As the saying goes, necessity is the mother of invention. With literally no marketing budget, startups are forced to seek the optimal and probably most basic way of seeking customers: Focus on who they are and where they are. You can’t spend millions of dollars to build your brand name and mindshare before influencing the consumers to purchase your product. So, what do you do? You tweak your product until it meets their needs and you hit the viral button to make growth sky rocket exponentially. It is a matter of survival for startups. You have no luxury of time nor money as it is a matter of life and death for your business. The whole company is focused on the same goal: Get the product right for the customers to justify the existence of the startup.
We now have a term for this: Growth Hacking. This term was coined by Sean Ellis in 2010 where he blog about a growth hacker as “a person whose true north is growth. Everything they do is scrutinized by its potential impact on scalable growth”. This term was introduced by Andrew Chen to a wider audience through his blog post: “Growth Hacker is the new VP Marketing”.
Growth hacking is a mindset and it should be the mindset that all employees should embrace, regardless of startup or large enterprises. Whether you are in the marketing department, engineering, product or sales, everyone knows that the customers are the center of our business. Without customers, the business would not exist. Period.

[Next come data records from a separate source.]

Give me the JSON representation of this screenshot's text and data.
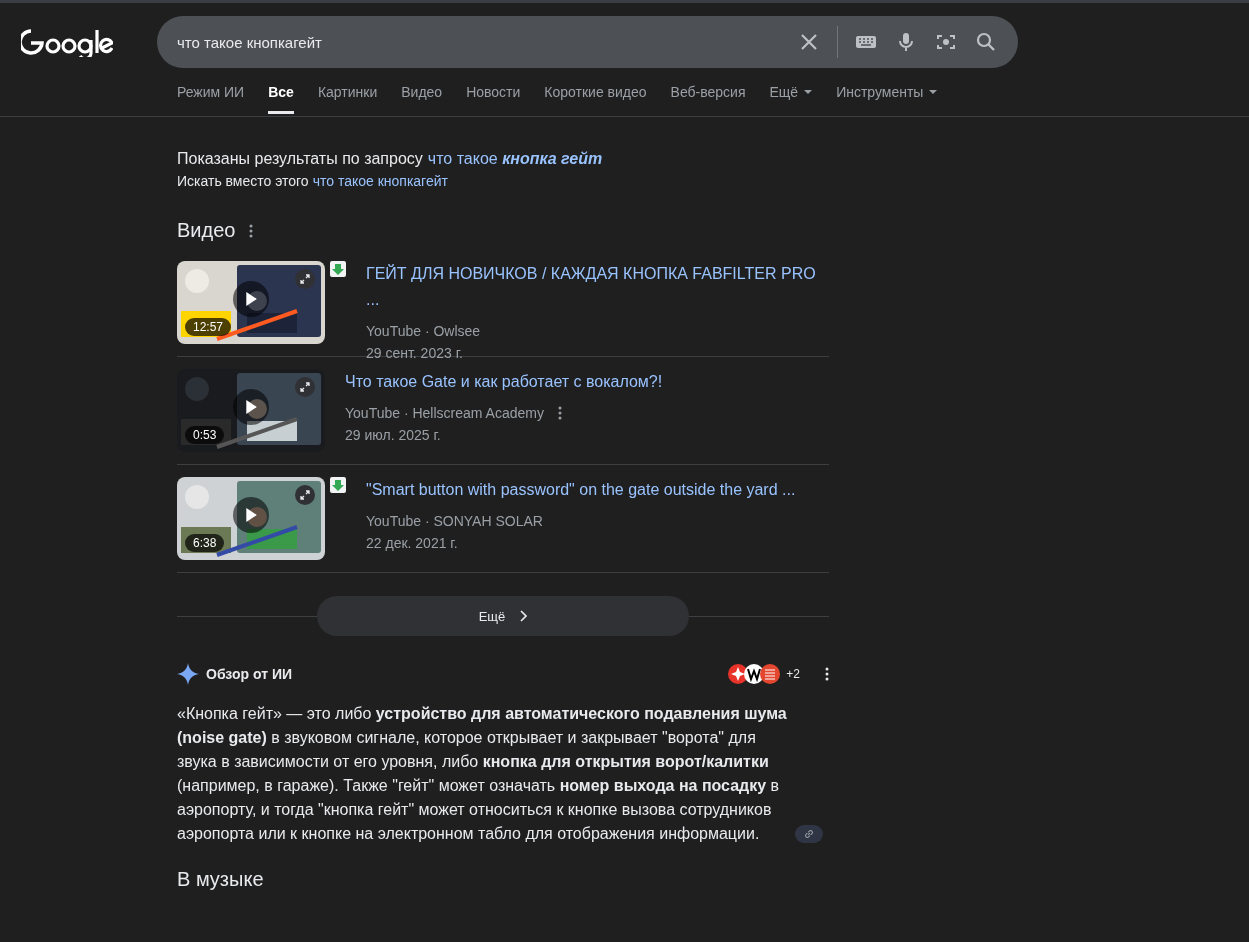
{
  "search": {
    "value": "что такое кнопкагейт"
  },
  "tabs": [
    {
      "label": "Режим ИИ",
      "selected": false,
      "dropdown": false
    },
    {
      "label": "Все",
      "selected": true,
      "dropdown": false
    },
    {
      "label": "Картинки",
      "selected": false,
      "dropdown": false
    },
    {
      "label": "Видео",
      "selected": false,
      "dropdown": false
    },
    {
      "label": "Новости",
      "selected": false,
      "dropdown": false
    },
    {
      "label": "Короткие видео",
      "selected": false,
      "dropdown": false
    },
    {
      "label": "Веб-версия",
      "selected": false,
      "dropdown": false
    },
    {
      "label": "Ещё",
      "selected": false,
      "dropdown": true
    },
    {
      "label": "Инструменты",
      "selected": false,
      "dropdown": true
    }
  ],
  "correction": {
    "shown_prefix": "Показаны результаты по запросу",
    "shown_link": "что такое *кнопка гейт*",
    "instead_prefix": "Искать вместо этого",
    "instead_link": "что такое кнопкагейт"
  },
  "videos_section": {
    "heading": "Видео",
    "more_button": "Ещё",
    "videos": [
      {
        "title": "ГЕЙТ ДЛЯ НОВИЧКОВ / КАЖДАЯ КНОПКА FABFILTER PRO ...",
        "source": "YouTube · Owlsee",
        "date": "29 сент. 2023 г.",
        "duration": "12:57",
        "download_badge": true,
        "menu": false
      },
      {
        "title": "Что такое Gate и как работает с вокалом?!",
        "source": "YouTube · Hellscream Academy",
        "date": "29 июл. 2025 г.",
        "duration": "0:53",
        "download_badge": false,
        "menu": true
      },
      {
        "title": "\"Smart button with password\" on the gate outside the yard ...",
        "source": "YouTube · SONYAH SOLAR",
        "date": "22 дек. 2021 г.",
        "duration": "6:38",
        "download_badge": true,
        "menu": false
      }
    ]
  },
  "ai_overview": {
    "title": "Обзор от ИИ",
    "sources_more": "+2",
    "text": "«Кнопка гейт» — это либо **устройство для автоматического подавления шума (noise gate)** в звуковом сигнале, которое открывает и закрывает \"ворота\" для звука в зависимости от его уровня, либо **кнопка для открытия ворот/калитки** (например, в гараже). Также \"гейт\" может означать **номер выхода на посадку** в аэропорту, и тогда \"кнопка гейт\" может относиться к кнопке вызова сотрудников аэропорта или к кнопке на электронном табло для отображения информации.",
    "next_heading": "В музыке"
  }
}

Ryan Holiday’s “Growth Hacker’s Marketing” says that growth hacking starts with “Product Market Fit”. Growth hackers believe that products – even whole businesses and business models – can and should be changed until they are primed to generate explosive reactions from the first people who see them. Ryan shared that the growth hacker’s mindset is one where we treat our product and services as something malleable and were able to change and improve until we find its best iteration.
In fact, this is aligned to the design thinking process where there are three key iterative steps to the design of a solution: Inspiration, Ideation, and Implementation. The process itself is not a linear one. It goes through a roller coaster of divergence and convergence before the solution gets sharper and sharper with the iteration of input processes, peeling the onion till you can clearly see the needs of your customers.

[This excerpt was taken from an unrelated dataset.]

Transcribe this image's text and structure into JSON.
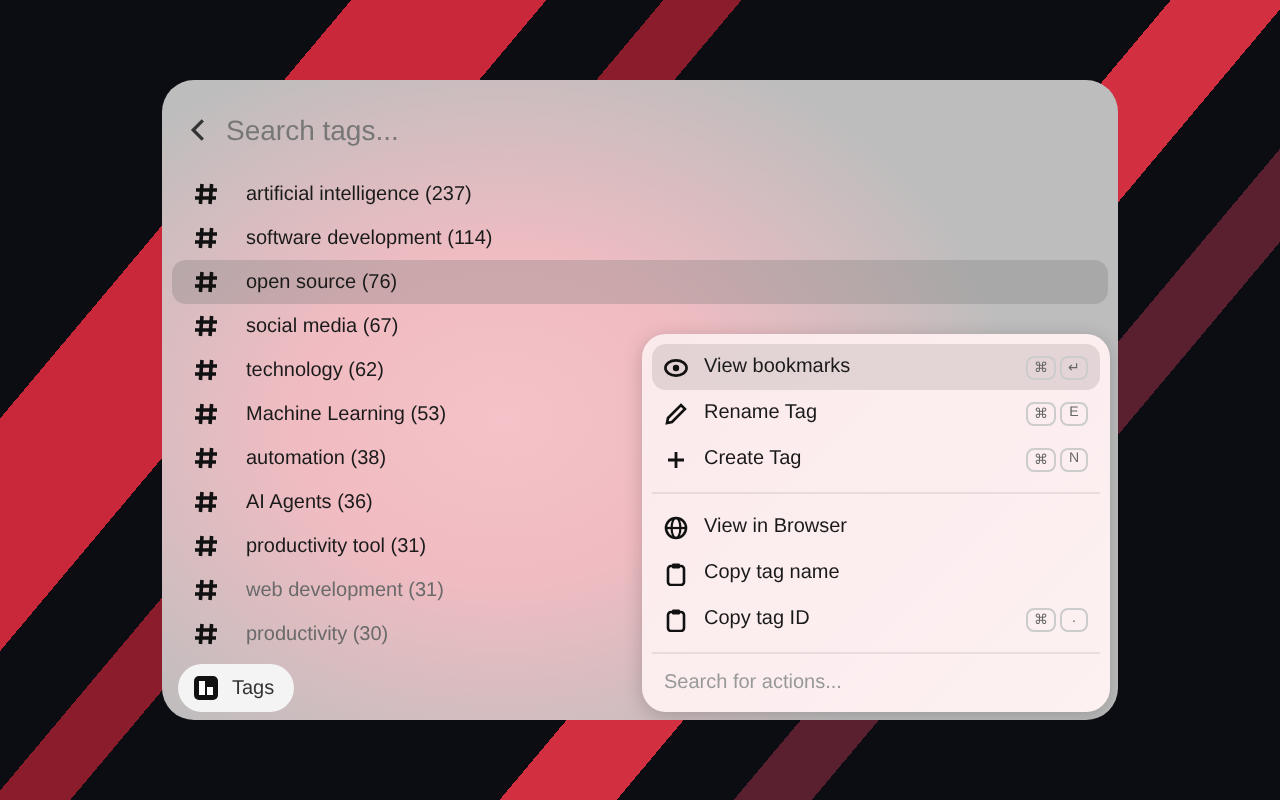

Bill Gross did a study of more than 200 startups to understand which of the factors are the most important in the success of startups: Team/execution, Idea, Business Model, Funding, Timing. To his surprise, the number one most important factor is timing. It doesn’t matter if you have a great idea with a great team to make it happen. If the timing is too early, your customers are not there. Too late? Your customers may not choose your product. So, how do startups like Airbnb get the timing right? The simple idea of building a platform where people who wanted to rent out their space to strangers online can take off to such a great success? Actually, that was not their original idea. They find a hacker urgently hacked the growth by constantly tweaking their product to meet the sweet spot of Product Market Fit. In 2007, the business started as a way for the founders to turn the living room of their loft apartment into a small bed-and-breakfast. The founders named it Airbedandbreakfast.com and put out air mattresses on their floors, offering free homemade breakfasts to guests. They expanded the idea later to target travelers going to conferences who wanted to rent a coach or place to stay when the hotels were all fully booked. After much tweaking, it became a platform where you can rent any form of lodging imaginable.
So, how did Airbnb get the timing right? Timing of product launch is key. But how do you know what is the right time? Not by having a product and figure out the timing to move. It is an iterative process where we tweak the product till it fits what your target customers want.